Now I believe that the most optimistic version of the health care bill has it rolling in at $900 billion over 10 years. That’s about $90 billion per year. Divide that by the 5.15 billion people living on less than $10 per day, and you’re looking at over $17 per year each. You could very nearly triple the standard of living for 5/6 of the world’s population for what the health care bill will cost. Think that wouldn’t go some way toward fulfilling a whole lot of those negative rights of recipience for all those people? And, if it’s a natural right, nationality makes no difference. After all, it’s just as wrong for me to bludgeon non-Americans as it is Americans. If you’re talking natural rights, location matters not at all.
This is not to say that I think anyone should do this. Only that, once you start talking about natural rights, you have to explain why you’re more interested in helping out a bunch of relatively wealthy people (b/c remember, the poorest Americans already get free or heavily-subsidized health care coverage via Medicaid) while ignoring the truly poor. I think it’s going to be a real problem for anyone trying to make a case for health care as a progressive right.
Perhaps the bigger worry, though, is that one would also need to explicate what it really means to say that one has a natural right to receive health care. The problem is that, even though we use the term “health care” as if it had a single unified meaning, in fact, it really describes a basket of goods rather than a unitary good. That is, unlike, say, the right not to be bludgeoned (which has a pretty concrete meaning), “health care” refers to a bunch of different possible things. In the 19th C, “health care” meant a barber with a really sharp razor and all the leeches you could fit on your torso. By the 1950s, it meant penicillin and polio vaccines. In the 199os, it meant kidney transplants and chemotherapy. But what does it mean today? Does the right to health care include the right to participate in Pfizer’s latest drug trial? Even if that costs $3784397234392743 (roughly)? What about in by 2020? Bionic eyes? Cloned replacement parts?
Even trickier: if “health care” has no fixed meaning, then what does that say about our rights? Does it make sense to say that we have a set of ever-expanding rights? And if there are limits to the health care rights people have (if we’re not going to pay for the drug trial, say), then how should that be decided?
Now obviously there are answers to these questions. But my worry is that once we’re at the point of sitting down and trying to delineate exactly which items in the health care basket get included, we’ve probably moved back to talking about a contractual rather than a natural right. At which point one also needs some argument other than “it’s a right” to justify why it is that we ought to make this particular contract. Indeed, one would need to explain why this is the best use we can make of (relatively) scarce resources.
For those of you who actually made it this far, I’d ask you not to take any of this as either an endorsement or rejection of any particular health care proposal.
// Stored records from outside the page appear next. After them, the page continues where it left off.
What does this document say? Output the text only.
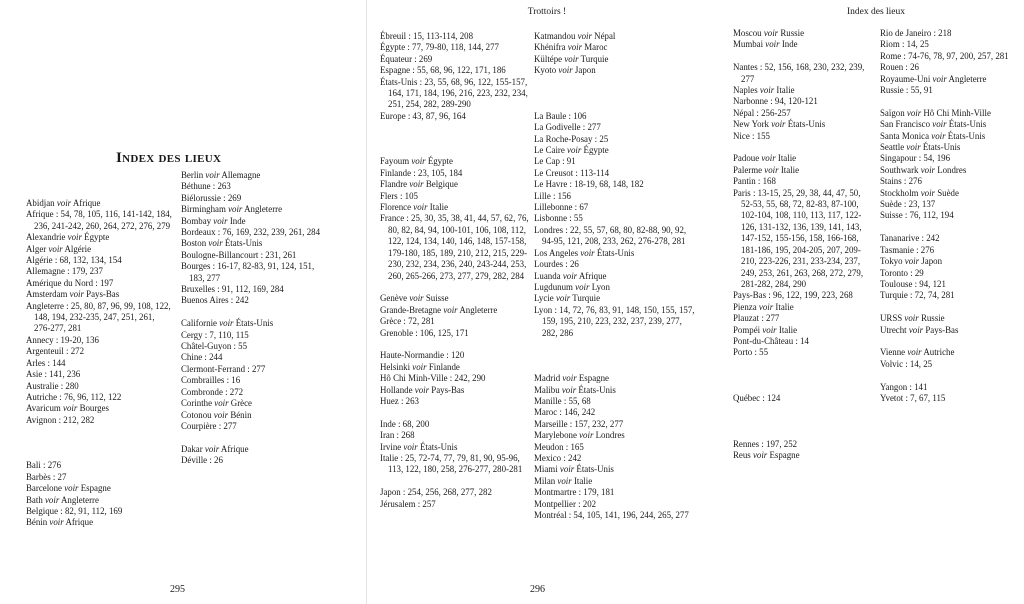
Index des lieux
Abidjan voir Afrique
Afrique : 54, 78, 105, 116, 141-142, 184, 236, 241-242, 260, 264, 272, 276, 279
Alexandrie voir Égypte
Alger voir Algérie
Algérie : 68, 132, 134, 154
Allemagne : 179, 237
Amérique du Nord : 197
Amsterdam voir Pays-Bas
Angleterre : 25, 80, 87, 96, 99, 108, 122, 148, 194, 232-235, 247, 251, 261, 276-277, 281
Annecy : 19-20, 136
Argenteuil : 272
Arles : 144
Asie : 141, 236
Australie : 280
Autriche : 76, 96, 112, 122
Avaricum voir Bourges
Avignon : 212, 282

Bali : 276
Barbès : 27
Barcelone voir Espagne
Bath voir Angleterre
Belgique : 82, 91, 112, 169
Bénin voir Afrique
Berlin voir Allemagne
Béthune : 263
Biélorussie : 269
Birmingham voir Angleterre
Bombay voir Inde
Bordeaux : 76, 169, 232, 239, 261, 284
Boston voir États-Unis
Boulogne-Billancourt : 231, 261
Bourges : 16-17, 82-83, 91, 124, 151, 183, 277
Bruxelles : 91, 112, 169, 284
Buenos Aires : 242
Californie voir États-Unis
Cergy : 7, 110, 115
Châtel-Guyon : 55
Chine : 244
Clermont-Ferrand : 277
Combrailles : 16
Combronde : 272
Corinthe voir Grèce
Cotonou voir Bénin
Courpière : 277
Dakar voir Afrique
Déville : 26
295
Trottoirs !
Ébreuil : 15, 113-114, 208
Égypte : 77, 79-80, 118, 144, 277
Équateur : 269
Espagne : 55, 68, 96, 122, 171, 186
États-Unis : 23, 55, 68, 96, 122, 155-157, 164, 171, 184, 196, 216, 223, 232, 234, 251, 254, 282, 289-290
Europe : 43, 87, 96, 164

Fayoum voir Égypte
Finlande : 23, 105, 184
Flandre voir Belgique
Flers : 105
Florence voir Italie
France : 25, 30, 35, 38, 41, 44, 57, 62, 76, 80, 82, 84, 94, 100-101, 106, 108, 112, 122, 124, 134, 140, 146, 148, 157-158, 179-180, 185, 189, 210, 212, 215, 229-230, 232, 234, 236, 240, 243-244, 253, 260, 265-266, 273, 277, 279, 282, 284
Genève voir Suisse
Grande-Bretagne voir Angleterre
Grèce : 72, 281
Grenoble : 106, 125, 171
Haute-Normandie : 120
Helsinki voir Finlande
Hô Chi Minh-Ville : 242, 290
Hollande voir Pays-Bas
Huez : 263
Inde : 68, 200
Iran : 268
Irvine voir États-Unis
Italie : 25, 72-74, 77, 79, 81, 90, 95-96, 113, 122, 180, 258, 276-277, 280-281
Japon : 254, 256, 268, 277, 282
Jérusalem : 257
Katmandou voir Népal
Khénifra voir Maroc
Kültépe voir Turquie
Kyoto voir Japon

La Baule : 106
La Godivelle : 277
La Roche-Posay : 25
Le Caire voir Égypte
Le Cap : 91
Le Creusot : 113-114
Le Havre : 18-19, 68, 148, 182
Lille : 156
Lillebonne : 67
Lisbonne : 55
Londres : 22, 55, 57, 68, 80, 82-88, 90, 92, 94-95, 121, 208, 233, 262, 276-278, 281
Los Angeles voir États-Unis
Lourdes : 26
Luanda voir Afrique
Lugdunum voir Lyon
Lycie voir Turquie
Lyon : 14, 72, 76, 83, 91, 148, 150, 155, 157, 159, 195, 210, 223, 232, 237, 239, 277, 282, 286

Madrid voir Espagne
Malibu voir États-Unis
Manille : 55, 68
Maroc : 146, 242
Marseille : 157, 232, 277
Marylebone voir Londres
Meudon : 165
Mexico : 242
Miami voir États-Unis
Milan voir Italie
Montmartre : 179, 181
Montpellier : 202
Montréal : 54, 105, 141, 196, 244, 265, 277
296
Index des lieux
Moscou voir Russie
Mumbai voir Inde
Nantes : 52, 156, 168, 230, 232, 239, 277
Naples voir Italie
Narbonne : 94, 120-121
Népal : 256-257
New York voir États-Unis
Nice : 155
Padoue voir Italie
Palerme voir Italie
Pantin : 168
Paris : 13-15, 25, 29, 38, 44, 47, 50, 52-53, 55, 68, 72, 82-83, 87-100, 102-104, 108, 110, 113, 117, 122-126, 131-132, 136, 139, 141, 143, 147-152, 155-156, 158, 166-168, 181-186, 195, 204-205, 207, 209-210, 223-226, 231, 233-234, 237, 249, 253, 261, 263, 268, 272, 279, 281-282, 284, 290
Pays-Bas : 96, 122, 199, 223, 268
Pienza voir Italie
Plauzat : 277
Pompéi voir Italie
Pont-du-Château : 14
Porto : 55

Québec : 124

Rennes : 197, 252
Reus voir Espagne
Rio de Janeiro : 218
Riom : 14, 25
Rome : 74-76, 78, 97, 200, 257, 281
Rouen : 26
Royaume-Uni voir Angleterre
Russie : 55, 91
Saïgon voir Hô Chi Minh-Ville
San Francisco voir États-Unis
Santa Monica voir États-Unis
Seattle voir États-Unis
Singapour : 54, 196
Southwark voir Londres
Stains : 276
Stockholm voir Suède
Suède : 23, 137
Suisse : 76, 112, 194
Tananarive : 242
Tasmanie : 276
Tokyo voir Japon
Toronto : 29
Toulouse : 94, 121
Turquie : 72, 74, 281
URSS voir Russie
Utrecht voir Pays-Bas
Vienne voir Autriche
Volvic : 14, 25
Yangon : 141
Yvetot : 7, 67, 115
I’m genuinely undecided. I sympathize with the project, but I worry whether it’s possible to instantiate it in a way that makes things better. And I’m somewhat more skeptical that anything currently on the table resembles any such possible instantiation. Still, this post is actually about a philosophical project rather than a public policy one. Mostly, I’m skeptical that rights language is an appropriate way to discuss health care. I’d be interested to see such a defense. Any takers?